The problem with this country is that when we set up committees, we simply do so to satisfy public concerns, and with the passage of time, such reports are usually left to gather dust in government cupboards. That is exactly what has happened to the report concerning victims of several post-election violence across the country. Government is a continuum and if the previous one made promises in that regards to compensate the affected families, there is no justification whatsoever to refuse to pay the victims or their dependants by this government.
Do you support setting up of special courts to try electoral offenders?
The establishment of an Electoral Offences Commission was part of the broader reforms recommended by the presidential Electoral Reform Committee set up by former President Musa Yar ‘Adua of blessed memory.

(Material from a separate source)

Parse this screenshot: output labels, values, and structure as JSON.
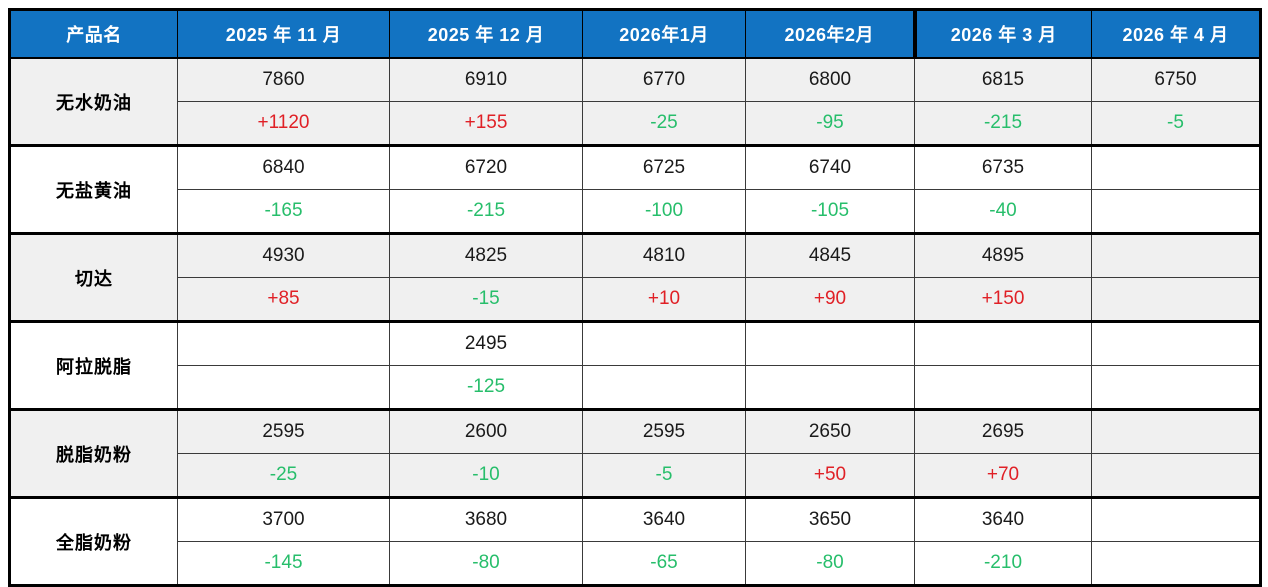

I recall that a bill in that regards was presented to the National Assembly in April of 2009, along with six other electoral reform bills. The then National Assembly amended the Electoral Act in August 2010, to include some of the presidential committee’s recommendations but sadly, left out the creation of the Electoral Offences Commission for reasons I cannot fathom till date.
One of the failures of INEC over the years is its lack of interest and its embarrassing unwillingness to professionally prosecute electoral offenders. Ordinarily, the constitution of special courts emanates from the failure of established systems. But recognising the monumental damage electoral malpractices has done to our values as a country, it is not out of place to begin to look at the desirability of setting up special courts, to try such cases. We need to answer the critical question, whether the existing legal framework for the prosecution of electoral offenders as encapsulated in the Electoral Act, 2010(as amended) is adequate for the arrest, investigation and prosecution of electoral offenders.
Election is due in Edo State and then later Ondo, what do you advice should be done to curb violence?
We must do everything in our power to ensure that politicians do not turn the elections in Edo and Ondo states into a state of war, where, young people are conscripted into the burgeoning industry of political thuggery, where they kill and maim for their political masters. So far, there has not been any reported case of political killing in these two states and I hope this is sustained into the election and even thereafter. The simple thing to do to curb any violent tendency, is to ensure that these elections are fair, credible and transparent because when an electoral process is perceived as unfair, manipulated or corrupt, its political legitimacy is compromised and politicians and their supporters are motivated to engage in violent conducts. There is also the need for a vigorous voter education and other measures to build confidence in the electoral system.